14. Bölüm

13.7K 918 447
                                    

"Dilemek." Arzu etmek, istemek, talepte bulunmak, rica etmek, biri için istekte bulunmak. "Dilemek."

Beni diliyormuş.

"Seni diliyorum" cümlesinin ne gibi anlamlara gelebileceğini düzgün kavrayabilmek için mesajı yaklaşık elli kez tekrardan okudum.

Seni diliyorum. (00:00)

Ateş Bey, şaka mısınız?



Sabah. Kalktım.

Muhtemelen gece olanları düşünürken uyuyakalmıştım. Rüya görüp görmediğimi anlamak için telefonuma baktım. Hayır, hayır. Tamamen gerçekti. Mesaj bıraktığım yerde duruyordu. Daha doğrusu Ateş'in bıraktığı yerde.

Kafam çok karışıktı.

Sanırım bu cümle benden bir şeyler istediğini dile getiriyordu. Beni kölesi yapmak istiyor olabilirdi. Ayrıca dilemek sözcüğü farklı anlamlara çekilmemeliydi, belki sadece beni zor duruma düşürmek için bir dileğini yerine getirmemi ve rezil olmamı istiyordu. Dilek, dilek, dilek. Dilemek.

Mesaja cevap vermemiştim. Vermeli miydim?

Banyoya gidip hızlıca bir duş aldım. Saçlarımı kurutup hazırlandıktan sonra da alt kata indim ve kahvaltı yapmakta olan babama katıldım. Son zamanlarda çok erken uyanıyor ve normalde benim yaptığım işleri kendisi üstleniyordu. Yeşim cidden iyi etkiliyordu babamı.

"Günaydın."

"Günaydın, baba."

"Dün gece Yeşim'le konuştuk biraz," dedi gözleri parlayarak. Bu adamın lafa aniden dalma huyu beni her zaman çok güldürüyordu.

"Evet?"

"Nişan tarihimiz bu hafta içerisinde olacak demiştim ya."

"Hatırlıyorum. Dün konuştuk," dedim sadede gelmesini dileyerek. Dileyerek. Dilemek. Ah!

"Cumartesi olsun dedik."

Ağzımdaki lokmayı tükürmek üzereyken son anda kendime hakim oldum.

"Baba, bugün günlerden ne olduğunun farkında mısın?"

"Cuma değil mi?"

"Aynen," dedim kafamı sallayarak. "Cuma. Cumartesiden hemen önceki gün hani.  Bugün içerisinde yer ayarlayıp, nişan yüzüklerini seçip, bak dikkatini çekerim seçmek diyorum; almak bile değil. Kadınların onu seçmesi bile günler sürer. Her neyse bir de bunları bitirip herkese davetiye yollamayı, haber vermeyi nasıl başaracağını düşünüyorsun?"

Bir an düşünür gibi bakışlarını yukarı kaldırdı.

"Yeşim yüzükleri çoktan seçti zaten. Bugün almaya gideceğim.
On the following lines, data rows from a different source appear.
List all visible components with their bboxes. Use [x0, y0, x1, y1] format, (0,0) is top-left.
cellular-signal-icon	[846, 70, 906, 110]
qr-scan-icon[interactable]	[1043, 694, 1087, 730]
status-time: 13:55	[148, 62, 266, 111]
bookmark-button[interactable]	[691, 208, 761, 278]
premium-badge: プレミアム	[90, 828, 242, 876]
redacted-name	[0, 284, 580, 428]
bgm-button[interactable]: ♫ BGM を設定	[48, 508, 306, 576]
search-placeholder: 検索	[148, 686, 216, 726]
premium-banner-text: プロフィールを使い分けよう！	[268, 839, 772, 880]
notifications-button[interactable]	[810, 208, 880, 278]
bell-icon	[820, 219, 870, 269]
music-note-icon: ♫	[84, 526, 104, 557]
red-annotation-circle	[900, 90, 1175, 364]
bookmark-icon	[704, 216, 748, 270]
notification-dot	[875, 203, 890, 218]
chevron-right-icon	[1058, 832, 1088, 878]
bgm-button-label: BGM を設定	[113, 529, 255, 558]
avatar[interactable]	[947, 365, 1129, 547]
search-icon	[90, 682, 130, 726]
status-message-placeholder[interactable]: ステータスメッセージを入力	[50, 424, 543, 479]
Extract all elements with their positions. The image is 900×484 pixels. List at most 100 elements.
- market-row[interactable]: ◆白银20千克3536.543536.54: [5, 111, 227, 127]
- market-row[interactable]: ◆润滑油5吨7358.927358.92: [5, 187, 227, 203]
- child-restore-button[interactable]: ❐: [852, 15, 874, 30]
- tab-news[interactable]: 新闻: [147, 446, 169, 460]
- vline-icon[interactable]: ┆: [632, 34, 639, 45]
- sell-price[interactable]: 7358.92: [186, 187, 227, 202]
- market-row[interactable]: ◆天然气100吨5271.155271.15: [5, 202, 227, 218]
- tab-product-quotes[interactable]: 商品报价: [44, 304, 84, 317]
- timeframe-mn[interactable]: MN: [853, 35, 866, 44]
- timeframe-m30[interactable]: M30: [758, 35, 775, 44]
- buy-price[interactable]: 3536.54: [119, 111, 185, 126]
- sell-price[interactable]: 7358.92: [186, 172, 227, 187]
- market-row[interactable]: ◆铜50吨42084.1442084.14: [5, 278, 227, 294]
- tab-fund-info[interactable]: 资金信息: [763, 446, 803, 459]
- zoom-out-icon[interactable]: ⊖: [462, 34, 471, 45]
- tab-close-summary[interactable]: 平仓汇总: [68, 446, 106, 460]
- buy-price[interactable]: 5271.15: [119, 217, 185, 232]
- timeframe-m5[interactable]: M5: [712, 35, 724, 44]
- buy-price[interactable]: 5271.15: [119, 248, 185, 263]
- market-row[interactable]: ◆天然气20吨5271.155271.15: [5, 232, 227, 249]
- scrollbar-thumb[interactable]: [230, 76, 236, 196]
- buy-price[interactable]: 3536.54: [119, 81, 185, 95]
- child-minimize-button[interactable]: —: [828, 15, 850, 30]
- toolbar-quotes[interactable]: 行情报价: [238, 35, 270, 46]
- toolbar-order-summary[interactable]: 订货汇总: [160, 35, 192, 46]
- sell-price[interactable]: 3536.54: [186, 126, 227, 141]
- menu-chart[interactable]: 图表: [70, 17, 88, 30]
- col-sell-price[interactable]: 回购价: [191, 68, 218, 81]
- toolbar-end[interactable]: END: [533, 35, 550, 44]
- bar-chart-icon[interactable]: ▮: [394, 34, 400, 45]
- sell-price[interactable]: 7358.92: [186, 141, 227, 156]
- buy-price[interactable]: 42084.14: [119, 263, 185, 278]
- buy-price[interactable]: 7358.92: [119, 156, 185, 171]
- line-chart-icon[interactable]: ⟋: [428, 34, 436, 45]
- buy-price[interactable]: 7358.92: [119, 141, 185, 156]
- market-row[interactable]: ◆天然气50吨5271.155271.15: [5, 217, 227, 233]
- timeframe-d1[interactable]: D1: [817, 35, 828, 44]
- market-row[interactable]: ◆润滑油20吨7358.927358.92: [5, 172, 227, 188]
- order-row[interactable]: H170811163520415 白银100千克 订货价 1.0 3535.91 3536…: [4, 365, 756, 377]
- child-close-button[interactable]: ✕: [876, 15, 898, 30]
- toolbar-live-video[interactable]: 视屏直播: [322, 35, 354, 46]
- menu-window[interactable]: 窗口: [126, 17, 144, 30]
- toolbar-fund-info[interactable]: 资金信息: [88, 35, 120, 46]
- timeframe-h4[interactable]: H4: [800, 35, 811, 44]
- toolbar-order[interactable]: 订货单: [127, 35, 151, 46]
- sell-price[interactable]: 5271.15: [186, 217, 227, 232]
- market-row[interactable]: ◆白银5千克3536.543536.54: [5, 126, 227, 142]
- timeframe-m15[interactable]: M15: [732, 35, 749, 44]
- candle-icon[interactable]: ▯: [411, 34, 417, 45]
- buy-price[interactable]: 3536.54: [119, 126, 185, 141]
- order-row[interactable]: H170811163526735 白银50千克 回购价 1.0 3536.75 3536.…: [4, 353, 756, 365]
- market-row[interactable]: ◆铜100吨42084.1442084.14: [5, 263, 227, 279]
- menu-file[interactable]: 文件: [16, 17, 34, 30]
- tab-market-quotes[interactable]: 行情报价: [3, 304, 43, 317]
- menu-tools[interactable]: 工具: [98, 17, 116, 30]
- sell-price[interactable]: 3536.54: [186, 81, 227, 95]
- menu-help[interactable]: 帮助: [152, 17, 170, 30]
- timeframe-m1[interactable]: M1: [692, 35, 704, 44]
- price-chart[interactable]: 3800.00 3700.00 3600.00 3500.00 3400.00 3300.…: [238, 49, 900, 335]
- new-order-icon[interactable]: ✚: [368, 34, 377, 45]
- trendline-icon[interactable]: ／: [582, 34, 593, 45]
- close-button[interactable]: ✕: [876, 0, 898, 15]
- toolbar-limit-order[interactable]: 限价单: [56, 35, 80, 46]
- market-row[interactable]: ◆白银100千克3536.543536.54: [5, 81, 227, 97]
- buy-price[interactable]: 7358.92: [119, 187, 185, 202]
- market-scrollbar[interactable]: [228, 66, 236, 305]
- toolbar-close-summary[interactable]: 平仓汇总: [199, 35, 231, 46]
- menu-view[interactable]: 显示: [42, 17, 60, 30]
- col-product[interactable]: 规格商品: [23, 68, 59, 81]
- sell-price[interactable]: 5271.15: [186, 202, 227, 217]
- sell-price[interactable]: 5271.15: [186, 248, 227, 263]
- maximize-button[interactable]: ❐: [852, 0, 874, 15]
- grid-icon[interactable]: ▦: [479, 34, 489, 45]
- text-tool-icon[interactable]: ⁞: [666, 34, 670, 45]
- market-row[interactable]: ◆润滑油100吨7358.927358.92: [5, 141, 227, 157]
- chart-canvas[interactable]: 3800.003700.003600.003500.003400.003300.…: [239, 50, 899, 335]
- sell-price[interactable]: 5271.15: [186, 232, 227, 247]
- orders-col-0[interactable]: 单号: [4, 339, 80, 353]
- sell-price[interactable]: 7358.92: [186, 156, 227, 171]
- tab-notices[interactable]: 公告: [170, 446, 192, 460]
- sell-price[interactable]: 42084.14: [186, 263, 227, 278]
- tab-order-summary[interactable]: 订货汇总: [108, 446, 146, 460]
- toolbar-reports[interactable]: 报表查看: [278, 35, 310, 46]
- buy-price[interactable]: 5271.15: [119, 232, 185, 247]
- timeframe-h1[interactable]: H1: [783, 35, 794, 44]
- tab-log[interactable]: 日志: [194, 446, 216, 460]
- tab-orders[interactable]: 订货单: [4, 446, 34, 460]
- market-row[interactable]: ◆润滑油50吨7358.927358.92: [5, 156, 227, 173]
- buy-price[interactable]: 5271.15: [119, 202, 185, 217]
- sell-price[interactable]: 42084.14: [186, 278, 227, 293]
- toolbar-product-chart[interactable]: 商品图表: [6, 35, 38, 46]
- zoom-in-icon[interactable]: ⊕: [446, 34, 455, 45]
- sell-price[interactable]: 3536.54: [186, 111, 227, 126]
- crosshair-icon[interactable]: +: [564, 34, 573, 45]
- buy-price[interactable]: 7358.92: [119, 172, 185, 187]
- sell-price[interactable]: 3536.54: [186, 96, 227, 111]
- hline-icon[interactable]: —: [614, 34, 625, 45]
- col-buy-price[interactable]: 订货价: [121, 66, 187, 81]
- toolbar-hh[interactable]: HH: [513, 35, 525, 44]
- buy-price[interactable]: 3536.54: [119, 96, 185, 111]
Yer ayarlamaya ve davetiye bastırmaya gelirsek, biz o kadar büyük bir organizasyon yapmayı düşünmedik aslında. Nişan bu, nikah değil. Düğünümüzde tabii ki bir kalabalık olacak fakat nişanda buna gerek olmadığına karar verdik. Arka bahçemiz yeterince geniş. Ailelerimiz ve samimi birkaç eş dost gelse yeterli. Zaten aklımızdaki çoğu isimle görüştük, yarın için nabız yokladık. Gelemeyecek kimse çıkmadı."

"Öyle diyorsan tamam," dedim gülümseyerek. "Afiyet olsun, ben çıkıyorum."

"Tamam, görüşürüz," dedi ve yanağından öpüp dışarı çıktım.

Evet sayın seyirciler, "Bu sabah Bade'nin kapısında hangi erkek bekliyor olacak?" yarışmasının sürprizi bugün de Yusuf oldu.

"Heeey!" diye seslendi ben kapıdan çıkarken. Bahçe girişinin tam önünde duruyordu, sanki onu görmeyecekmişim gibi.